Стражники сдернули с проповедника рваный плащ и обнажили ему спину. На нем была грубая туника, и он был бос. Они разложили его на плите, схватили бич и принялись его стегать. Толпа, уже значительно увеличившаяся, немного подалась, чтобы стражник мог как следует замахнуться бичом. За киника заступился лишь высокий мужчина. Но когда и ему пригрозили арестом, он исчез. Киника хлестали, пока его спина не стала сплошной раной. Он не был связан, никто его не держал, но он не пытался бежать. Вероятно, это особенно разъярило стражников. Приказав своей жертве покинуть Город до темноты, они удалились.
— Так тебе и надо! — проговорил торговец и плюнул ему на окровавленную спину. Толпа стала расходиться, но несколько человек остались стоять, смущенно поглядывая на распростертого киника. Через некоторое время он с трудом повернулся и сел. Морщась от боли, он подобрал свой плащ и кое-как прикрыл им спину.
— Что ты станешь делать? — спросил я его.
Он повернулся ко мне, в глазах его светилась, теплая ласка, как во взоре Фимона, и глубокая мудрость, как у старца, последователя Христа.

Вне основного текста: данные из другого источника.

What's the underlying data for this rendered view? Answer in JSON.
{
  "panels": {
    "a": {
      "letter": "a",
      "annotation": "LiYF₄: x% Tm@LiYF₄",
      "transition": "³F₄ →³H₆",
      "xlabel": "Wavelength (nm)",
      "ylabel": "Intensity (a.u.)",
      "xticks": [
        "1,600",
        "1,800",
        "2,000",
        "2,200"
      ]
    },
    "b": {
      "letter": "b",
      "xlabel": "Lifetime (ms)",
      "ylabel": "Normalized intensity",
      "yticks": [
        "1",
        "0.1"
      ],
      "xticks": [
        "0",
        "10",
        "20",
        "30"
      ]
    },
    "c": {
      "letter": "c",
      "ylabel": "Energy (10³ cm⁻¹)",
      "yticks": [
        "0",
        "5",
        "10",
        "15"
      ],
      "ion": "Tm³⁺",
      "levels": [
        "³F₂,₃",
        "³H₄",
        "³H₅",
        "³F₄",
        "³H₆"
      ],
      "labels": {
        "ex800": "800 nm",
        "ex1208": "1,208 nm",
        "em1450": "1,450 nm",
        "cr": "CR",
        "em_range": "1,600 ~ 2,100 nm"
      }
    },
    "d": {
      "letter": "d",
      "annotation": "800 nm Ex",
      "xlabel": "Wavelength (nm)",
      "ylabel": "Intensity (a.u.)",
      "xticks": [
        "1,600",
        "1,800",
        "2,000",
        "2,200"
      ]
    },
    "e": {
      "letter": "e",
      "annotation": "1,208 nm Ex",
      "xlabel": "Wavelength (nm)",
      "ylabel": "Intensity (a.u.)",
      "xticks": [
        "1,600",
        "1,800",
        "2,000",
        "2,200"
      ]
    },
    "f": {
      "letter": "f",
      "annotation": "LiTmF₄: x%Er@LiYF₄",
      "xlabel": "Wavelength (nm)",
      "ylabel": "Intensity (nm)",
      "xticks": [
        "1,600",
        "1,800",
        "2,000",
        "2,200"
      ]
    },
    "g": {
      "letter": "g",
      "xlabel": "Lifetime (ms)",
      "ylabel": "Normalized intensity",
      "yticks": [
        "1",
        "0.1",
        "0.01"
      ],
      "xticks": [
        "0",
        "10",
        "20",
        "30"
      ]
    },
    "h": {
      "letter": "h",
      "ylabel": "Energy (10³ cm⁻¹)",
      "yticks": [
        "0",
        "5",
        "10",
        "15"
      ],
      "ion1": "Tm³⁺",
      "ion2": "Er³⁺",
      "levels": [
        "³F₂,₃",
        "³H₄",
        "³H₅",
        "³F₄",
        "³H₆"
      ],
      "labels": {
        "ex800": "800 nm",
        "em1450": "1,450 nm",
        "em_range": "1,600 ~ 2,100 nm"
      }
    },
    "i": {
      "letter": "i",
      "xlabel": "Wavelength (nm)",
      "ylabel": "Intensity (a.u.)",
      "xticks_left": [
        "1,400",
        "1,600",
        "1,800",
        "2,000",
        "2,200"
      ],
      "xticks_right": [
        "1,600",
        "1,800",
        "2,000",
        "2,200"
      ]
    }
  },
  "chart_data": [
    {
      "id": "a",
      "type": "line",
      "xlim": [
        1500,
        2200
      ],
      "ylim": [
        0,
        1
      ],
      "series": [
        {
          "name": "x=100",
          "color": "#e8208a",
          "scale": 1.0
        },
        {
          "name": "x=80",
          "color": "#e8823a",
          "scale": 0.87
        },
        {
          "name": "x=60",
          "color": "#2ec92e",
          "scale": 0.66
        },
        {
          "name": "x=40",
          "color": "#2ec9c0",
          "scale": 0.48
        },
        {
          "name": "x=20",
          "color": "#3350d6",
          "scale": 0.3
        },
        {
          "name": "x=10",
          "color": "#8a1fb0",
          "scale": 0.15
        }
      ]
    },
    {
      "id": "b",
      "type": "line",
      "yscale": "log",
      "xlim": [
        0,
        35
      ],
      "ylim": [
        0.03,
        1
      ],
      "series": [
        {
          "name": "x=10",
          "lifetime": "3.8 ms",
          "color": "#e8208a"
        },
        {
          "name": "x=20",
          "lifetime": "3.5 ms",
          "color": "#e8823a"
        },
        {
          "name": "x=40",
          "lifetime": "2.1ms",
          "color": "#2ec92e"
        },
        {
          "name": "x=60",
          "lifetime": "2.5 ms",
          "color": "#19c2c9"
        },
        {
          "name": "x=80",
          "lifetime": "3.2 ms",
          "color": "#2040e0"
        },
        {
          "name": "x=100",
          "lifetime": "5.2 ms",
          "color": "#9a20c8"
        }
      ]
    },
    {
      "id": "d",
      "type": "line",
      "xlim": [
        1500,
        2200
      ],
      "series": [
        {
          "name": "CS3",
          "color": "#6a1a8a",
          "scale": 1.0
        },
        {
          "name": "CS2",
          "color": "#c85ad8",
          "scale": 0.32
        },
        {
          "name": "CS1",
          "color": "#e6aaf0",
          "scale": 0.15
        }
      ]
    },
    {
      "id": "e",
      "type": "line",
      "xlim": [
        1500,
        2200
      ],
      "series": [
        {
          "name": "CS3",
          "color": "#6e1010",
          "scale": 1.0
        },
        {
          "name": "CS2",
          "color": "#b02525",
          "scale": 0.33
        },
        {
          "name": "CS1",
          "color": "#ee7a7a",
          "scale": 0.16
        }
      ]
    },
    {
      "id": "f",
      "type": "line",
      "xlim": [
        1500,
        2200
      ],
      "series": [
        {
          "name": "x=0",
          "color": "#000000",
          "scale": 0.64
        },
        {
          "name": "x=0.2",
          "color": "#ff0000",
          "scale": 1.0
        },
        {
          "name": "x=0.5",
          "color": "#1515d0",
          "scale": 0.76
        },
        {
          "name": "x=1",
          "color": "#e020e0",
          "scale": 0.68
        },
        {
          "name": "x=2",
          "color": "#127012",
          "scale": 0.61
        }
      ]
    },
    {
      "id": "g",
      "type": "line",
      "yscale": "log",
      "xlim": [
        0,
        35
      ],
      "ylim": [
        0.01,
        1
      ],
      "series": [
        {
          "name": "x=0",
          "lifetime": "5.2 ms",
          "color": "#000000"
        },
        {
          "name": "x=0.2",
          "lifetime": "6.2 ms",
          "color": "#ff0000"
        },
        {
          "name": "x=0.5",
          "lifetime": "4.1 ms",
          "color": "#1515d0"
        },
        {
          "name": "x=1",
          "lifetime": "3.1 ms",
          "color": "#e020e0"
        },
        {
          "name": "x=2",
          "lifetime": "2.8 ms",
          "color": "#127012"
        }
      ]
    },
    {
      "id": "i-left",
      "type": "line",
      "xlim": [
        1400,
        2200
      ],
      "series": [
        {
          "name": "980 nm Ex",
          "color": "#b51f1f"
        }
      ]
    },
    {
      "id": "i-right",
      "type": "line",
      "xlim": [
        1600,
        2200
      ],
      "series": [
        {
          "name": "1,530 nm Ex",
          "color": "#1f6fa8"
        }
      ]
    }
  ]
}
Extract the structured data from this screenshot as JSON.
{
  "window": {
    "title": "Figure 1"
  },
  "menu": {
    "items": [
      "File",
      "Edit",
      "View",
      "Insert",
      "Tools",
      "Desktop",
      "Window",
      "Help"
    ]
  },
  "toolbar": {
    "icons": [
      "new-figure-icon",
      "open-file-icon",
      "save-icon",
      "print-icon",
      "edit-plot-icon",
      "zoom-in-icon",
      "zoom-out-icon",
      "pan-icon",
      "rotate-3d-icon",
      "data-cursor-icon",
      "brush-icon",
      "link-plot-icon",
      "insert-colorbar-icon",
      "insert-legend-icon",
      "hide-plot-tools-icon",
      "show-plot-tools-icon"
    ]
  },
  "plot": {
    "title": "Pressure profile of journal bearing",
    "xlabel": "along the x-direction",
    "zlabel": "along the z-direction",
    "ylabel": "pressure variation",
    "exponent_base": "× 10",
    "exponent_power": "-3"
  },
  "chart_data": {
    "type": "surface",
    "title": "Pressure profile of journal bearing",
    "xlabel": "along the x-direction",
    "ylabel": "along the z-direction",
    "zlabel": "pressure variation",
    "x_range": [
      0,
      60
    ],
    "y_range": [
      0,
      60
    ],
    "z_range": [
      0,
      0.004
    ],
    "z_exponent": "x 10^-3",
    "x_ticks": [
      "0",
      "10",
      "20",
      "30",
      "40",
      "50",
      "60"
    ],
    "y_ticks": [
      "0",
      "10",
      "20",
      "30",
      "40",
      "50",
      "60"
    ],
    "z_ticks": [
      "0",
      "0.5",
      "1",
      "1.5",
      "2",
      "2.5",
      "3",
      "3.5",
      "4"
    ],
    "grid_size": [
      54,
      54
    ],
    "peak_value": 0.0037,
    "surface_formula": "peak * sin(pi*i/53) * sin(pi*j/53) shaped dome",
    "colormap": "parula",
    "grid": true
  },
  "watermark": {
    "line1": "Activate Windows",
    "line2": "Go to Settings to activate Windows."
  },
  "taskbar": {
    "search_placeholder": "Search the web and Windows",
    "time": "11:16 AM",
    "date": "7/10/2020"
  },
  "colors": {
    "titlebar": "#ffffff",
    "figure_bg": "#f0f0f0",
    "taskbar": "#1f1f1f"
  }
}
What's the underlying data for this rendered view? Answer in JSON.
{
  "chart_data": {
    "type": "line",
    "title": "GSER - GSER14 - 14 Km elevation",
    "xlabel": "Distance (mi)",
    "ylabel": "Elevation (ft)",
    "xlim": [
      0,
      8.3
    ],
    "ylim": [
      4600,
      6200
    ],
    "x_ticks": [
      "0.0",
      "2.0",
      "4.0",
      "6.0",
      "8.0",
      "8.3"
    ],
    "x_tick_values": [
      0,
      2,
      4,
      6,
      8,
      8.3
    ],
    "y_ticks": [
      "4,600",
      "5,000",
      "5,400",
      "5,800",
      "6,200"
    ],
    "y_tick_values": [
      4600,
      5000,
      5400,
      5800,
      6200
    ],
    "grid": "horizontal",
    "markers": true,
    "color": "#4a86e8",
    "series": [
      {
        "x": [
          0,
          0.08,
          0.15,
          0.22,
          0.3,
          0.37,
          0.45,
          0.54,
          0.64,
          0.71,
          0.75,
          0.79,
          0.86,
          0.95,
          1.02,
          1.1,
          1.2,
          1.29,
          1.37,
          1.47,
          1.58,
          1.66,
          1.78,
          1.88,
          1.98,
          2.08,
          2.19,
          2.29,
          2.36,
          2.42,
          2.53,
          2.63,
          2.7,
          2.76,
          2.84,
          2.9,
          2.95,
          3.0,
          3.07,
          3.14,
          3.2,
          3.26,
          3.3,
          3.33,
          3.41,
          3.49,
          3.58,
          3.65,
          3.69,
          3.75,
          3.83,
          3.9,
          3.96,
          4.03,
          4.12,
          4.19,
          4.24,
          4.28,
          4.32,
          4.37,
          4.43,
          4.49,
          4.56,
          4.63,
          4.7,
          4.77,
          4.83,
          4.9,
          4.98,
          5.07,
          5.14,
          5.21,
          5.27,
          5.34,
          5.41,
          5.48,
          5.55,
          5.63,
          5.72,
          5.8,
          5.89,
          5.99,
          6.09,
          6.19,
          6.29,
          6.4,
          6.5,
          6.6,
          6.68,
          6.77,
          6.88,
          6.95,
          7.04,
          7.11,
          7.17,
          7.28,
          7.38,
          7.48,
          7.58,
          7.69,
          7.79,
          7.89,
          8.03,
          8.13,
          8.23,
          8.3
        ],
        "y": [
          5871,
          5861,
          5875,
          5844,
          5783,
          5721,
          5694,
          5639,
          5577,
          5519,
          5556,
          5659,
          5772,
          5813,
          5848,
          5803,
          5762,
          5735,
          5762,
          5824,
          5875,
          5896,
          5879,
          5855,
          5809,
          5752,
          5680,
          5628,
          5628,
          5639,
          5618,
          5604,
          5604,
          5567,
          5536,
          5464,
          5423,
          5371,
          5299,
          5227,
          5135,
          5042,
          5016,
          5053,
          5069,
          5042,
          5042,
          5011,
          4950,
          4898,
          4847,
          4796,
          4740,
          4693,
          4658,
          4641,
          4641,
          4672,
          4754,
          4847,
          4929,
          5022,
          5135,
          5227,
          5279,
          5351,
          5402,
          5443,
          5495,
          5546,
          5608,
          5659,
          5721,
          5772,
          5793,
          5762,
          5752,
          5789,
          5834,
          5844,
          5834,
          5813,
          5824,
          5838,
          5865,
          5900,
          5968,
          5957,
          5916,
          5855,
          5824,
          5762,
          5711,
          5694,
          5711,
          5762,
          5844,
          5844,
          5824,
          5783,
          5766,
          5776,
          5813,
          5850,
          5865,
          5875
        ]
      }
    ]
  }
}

— Буду делать то, что делал всегда, — медленно проговорил он, словно каждое слово причиняло ему боль и требовало усилия. — Мне жаль несчастных, которые меня били. Как ужасно обладать такой извращенной волей и так поступать! Я не могу плакать. Но если бы мог, то плакал бы о них.
К кинику робко подошла женщина и положила краюху хлеба ему на колени. Он поблагодарил ее. Вся в слезах, она опустила голову и отвернулась. Я помог ему встать.
— Я не могу идти твоим путем. Я хотел бы. Но у меня недостает силы.
— И у меня нет силы. Нет у меня и воли. Я просто разорвал путы зла.
Я ответил с твердым убеждением:
— Я тоже их разорву, хотя, быть может, приду к этому другим путем.
— В конце концов ты вступишь на мой путь. Сломи злую волю. Но не усилием воли. Это только усилит злую волю. Сломи ее, избрав новый путь.
Мне хотелось плакать, как плакала женщина, но я подумал, что слезами не выразить своего уважения человеку, проявившему такое отсутствие жалости к себе.
— Я никогда не забуду твоих слов и твоего примера.
Он улыбнулся, хоть и это причиняло ему боль.
— Может быть, ты и забудешь. — Прихрамывая, он сделал несколько шагов. — Что ж, забудь обо мне. Но всегда помни о том, что живет в тебе, — он сморщился от боли, — о своей сокровенной сущности, которая едина с природой и воистину человечна.